Matrix representation and GPU-optimized parallel B-spline computing
Jiayu Wu, Qiang Zou
TL;DR
This work addresses the bottlenecks of CPU-centric B-spline evaluation in CAD by introducing a matrix-based representation (M-rep) that reformulates B-spline operations as regular matrix additions and multiplications, enabling efficient GPU execution. By decomposing high-degree B-splines into cubic Béziers with controllable error and converting all subsequent operations into matrix form, the approach leverages tensor cores and warp-centric scheduling to accelerate projection and inversion by about two orders of magnitude over existing methods. Key innovations include an error-controlled decomposition, monotonic Bézier segmentation, Bézier clipping for projection/inversion, and a GPU-aware workload sharing strategy (PCWS) to maintain high parallel efficiency. The method demonstrates strong performance and robustness on large-scale 2D/3D B-spline tasks, while also outlining practical limitations (non-rational B-splines, ultra-high degrees) and future work to broaden applicability to more CAD/CAM tasks.
Abstract
B-spline modeling is fundamental to CAD systems, and its evaluation and manipulation algorithms currently in use were developed decades ago, specifically for CPU architectures.
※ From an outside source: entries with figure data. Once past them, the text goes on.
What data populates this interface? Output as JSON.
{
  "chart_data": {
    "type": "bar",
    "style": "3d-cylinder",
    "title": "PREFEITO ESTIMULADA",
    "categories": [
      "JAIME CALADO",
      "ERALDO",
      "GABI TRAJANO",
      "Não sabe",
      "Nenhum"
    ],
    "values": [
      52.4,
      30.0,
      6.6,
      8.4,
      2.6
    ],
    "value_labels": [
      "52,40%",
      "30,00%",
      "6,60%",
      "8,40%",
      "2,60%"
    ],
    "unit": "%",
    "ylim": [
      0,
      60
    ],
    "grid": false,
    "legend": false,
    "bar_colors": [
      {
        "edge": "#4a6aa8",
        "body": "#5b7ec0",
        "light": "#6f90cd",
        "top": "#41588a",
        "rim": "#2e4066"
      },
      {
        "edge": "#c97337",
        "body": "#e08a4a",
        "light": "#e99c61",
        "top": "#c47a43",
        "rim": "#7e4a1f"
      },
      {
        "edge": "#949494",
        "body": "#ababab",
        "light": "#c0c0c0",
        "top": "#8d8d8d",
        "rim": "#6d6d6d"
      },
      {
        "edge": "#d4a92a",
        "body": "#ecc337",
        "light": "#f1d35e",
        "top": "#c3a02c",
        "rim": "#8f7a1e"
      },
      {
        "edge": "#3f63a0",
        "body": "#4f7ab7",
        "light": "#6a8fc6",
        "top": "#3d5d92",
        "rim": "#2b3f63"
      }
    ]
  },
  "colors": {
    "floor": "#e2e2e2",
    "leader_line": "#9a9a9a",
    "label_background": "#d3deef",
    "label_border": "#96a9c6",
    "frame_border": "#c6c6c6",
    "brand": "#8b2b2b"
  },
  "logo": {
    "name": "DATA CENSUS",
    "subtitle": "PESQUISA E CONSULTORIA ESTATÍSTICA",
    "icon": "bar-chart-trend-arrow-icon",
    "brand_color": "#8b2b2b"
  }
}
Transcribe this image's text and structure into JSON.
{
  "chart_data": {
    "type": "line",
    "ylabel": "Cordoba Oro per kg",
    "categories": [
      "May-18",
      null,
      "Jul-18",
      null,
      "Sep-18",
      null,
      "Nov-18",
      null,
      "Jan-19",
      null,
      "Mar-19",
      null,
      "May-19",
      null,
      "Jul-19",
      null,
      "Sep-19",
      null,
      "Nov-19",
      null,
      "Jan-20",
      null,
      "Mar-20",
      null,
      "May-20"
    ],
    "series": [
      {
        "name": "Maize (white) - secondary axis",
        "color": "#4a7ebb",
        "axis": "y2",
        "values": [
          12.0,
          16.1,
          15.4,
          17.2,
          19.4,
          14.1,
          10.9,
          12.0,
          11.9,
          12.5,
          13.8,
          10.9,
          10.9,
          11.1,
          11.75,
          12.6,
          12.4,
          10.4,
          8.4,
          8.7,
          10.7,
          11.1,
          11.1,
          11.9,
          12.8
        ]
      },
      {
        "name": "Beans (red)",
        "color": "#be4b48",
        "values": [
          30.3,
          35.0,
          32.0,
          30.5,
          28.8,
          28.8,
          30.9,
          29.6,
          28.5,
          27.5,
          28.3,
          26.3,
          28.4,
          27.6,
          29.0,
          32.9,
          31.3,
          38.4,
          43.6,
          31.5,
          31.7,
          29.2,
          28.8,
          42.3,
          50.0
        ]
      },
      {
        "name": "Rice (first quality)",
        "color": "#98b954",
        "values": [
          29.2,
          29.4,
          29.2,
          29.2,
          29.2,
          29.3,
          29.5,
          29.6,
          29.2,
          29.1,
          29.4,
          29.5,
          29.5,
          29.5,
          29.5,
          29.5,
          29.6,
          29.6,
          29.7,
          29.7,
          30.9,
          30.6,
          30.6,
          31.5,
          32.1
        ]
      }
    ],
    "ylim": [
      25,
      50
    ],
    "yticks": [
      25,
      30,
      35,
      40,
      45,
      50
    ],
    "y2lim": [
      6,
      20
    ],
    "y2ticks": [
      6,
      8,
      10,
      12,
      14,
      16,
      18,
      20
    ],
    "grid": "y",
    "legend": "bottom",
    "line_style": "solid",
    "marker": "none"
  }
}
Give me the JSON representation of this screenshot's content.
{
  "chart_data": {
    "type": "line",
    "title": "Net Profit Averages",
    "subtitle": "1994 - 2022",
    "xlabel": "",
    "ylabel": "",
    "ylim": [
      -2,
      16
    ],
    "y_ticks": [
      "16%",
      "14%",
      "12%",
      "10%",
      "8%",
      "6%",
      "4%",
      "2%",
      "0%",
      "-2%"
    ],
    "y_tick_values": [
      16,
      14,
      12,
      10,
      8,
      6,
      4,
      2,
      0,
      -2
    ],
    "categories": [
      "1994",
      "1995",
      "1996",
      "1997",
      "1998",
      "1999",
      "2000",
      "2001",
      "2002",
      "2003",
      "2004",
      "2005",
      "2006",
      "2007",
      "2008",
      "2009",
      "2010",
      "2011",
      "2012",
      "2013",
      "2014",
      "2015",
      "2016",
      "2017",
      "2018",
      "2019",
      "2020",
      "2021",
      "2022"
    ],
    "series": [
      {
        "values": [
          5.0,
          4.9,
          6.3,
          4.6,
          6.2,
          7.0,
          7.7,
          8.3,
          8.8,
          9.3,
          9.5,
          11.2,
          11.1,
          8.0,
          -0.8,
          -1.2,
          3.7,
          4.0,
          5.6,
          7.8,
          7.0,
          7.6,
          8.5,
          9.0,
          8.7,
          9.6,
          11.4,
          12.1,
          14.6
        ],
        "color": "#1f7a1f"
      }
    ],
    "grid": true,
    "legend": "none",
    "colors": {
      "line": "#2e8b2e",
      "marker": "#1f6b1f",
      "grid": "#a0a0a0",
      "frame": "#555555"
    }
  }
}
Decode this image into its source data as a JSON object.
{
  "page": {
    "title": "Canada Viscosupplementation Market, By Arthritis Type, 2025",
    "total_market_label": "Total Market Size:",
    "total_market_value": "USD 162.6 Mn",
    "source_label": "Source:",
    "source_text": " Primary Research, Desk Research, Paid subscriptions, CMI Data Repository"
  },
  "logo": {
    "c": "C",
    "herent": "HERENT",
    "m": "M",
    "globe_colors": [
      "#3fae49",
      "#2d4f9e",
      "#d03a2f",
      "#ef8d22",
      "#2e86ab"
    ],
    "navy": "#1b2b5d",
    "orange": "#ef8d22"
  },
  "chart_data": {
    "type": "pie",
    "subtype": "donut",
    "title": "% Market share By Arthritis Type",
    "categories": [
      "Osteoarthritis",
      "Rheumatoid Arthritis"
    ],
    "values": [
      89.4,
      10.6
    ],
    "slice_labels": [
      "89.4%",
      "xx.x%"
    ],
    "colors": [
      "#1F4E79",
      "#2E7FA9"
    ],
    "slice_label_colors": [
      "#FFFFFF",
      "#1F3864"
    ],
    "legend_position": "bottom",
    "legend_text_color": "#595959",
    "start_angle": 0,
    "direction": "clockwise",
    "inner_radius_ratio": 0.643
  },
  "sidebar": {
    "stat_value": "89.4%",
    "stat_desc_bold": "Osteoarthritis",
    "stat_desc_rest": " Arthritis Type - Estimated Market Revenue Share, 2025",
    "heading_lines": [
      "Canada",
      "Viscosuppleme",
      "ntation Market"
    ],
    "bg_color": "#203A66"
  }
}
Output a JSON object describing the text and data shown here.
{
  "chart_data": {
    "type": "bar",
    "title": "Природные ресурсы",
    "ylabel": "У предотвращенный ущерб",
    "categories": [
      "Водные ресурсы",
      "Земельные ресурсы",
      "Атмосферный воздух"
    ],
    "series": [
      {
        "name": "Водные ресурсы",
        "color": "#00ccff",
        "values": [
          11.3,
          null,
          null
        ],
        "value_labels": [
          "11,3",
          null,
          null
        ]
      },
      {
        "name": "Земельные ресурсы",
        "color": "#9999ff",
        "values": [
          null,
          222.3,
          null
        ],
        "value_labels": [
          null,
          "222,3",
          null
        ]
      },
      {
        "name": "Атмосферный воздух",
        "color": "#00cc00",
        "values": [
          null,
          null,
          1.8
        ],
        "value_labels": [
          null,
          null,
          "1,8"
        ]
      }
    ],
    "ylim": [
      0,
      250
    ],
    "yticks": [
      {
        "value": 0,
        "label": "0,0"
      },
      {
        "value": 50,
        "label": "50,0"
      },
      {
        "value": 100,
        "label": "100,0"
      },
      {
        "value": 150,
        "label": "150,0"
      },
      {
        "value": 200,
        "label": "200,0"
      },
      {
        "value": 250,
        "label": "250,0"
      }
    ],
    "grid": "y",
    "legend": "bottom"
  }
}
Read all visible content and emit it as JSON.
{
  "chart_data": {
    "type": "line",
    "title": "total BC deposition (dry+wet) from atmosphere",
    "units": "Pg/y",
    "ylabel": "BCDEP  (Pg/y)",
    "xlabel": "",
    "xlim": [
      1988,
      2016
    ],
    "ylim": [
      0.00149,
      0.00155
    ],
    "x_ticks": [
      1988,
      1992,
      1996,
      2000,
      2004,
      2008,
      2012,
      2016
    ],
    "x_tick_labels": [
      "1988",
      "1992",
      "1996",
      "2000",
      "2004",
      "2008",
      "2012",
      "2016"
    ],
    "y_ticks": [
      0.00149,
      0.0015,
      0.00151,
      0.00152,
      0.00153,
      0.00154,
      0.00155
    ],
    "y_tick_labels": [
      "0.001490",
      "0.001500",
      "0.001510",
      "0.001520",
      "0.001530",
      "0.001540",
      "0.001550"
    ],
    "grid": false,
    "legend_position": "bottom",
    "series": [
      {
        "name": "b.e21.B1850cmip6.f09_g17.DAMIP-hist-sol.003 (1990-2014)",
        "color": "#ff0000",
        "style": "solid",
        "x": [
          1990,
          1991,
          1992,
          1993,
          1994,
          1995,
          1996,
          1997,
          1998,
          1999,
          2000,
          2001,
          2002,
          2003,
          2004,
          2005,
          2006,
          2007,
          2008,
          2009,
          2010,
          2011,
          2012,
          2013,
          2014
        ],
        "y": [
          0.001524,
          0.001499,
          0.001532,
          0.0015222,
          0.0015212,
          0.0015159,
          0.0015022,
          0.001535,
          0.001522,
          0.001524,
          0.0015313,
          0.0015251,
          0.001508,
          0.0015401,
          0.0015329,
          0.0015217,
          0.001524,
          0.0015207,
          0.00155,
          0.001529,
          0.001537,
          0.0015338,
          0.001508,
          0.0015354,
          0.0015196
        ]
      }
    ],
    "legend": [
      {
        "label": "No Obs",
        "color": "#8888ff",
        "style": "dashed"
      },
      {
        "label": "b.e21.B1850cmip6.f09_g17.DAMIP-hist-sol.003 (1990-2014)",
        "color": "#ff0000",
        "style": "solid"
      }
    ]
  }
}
While remaining effective for many applications, these algorithms become increasingly inadequate as CAD models grow more complex, such as large-scale assemblies and microstructures. GPU acceleration offers a promising solution, but most existing GPU B-spline algorithms simply adapt CPU counterparts without accounting for the mismatch between the unstructured, recursive nature of B-splines and the structured nature of GPU kernels, ultimately failing to fully leverage GPU capabilities. This paper presents a novel approach that transforms B-spline representations into regular matrix structures, reducing all evaluation and manipulation computations to matrix addition and multiplication, thus better aligning with GPU architecture. By combining this matrix representation with GPU-optimized task scheduling and memory access patterns, the paper demonstrates significant performance improvements in the key B-spline operations of inversion and projection. Experimental results show an improvement of about two orders of magnitude in computational speed compared to existing methods.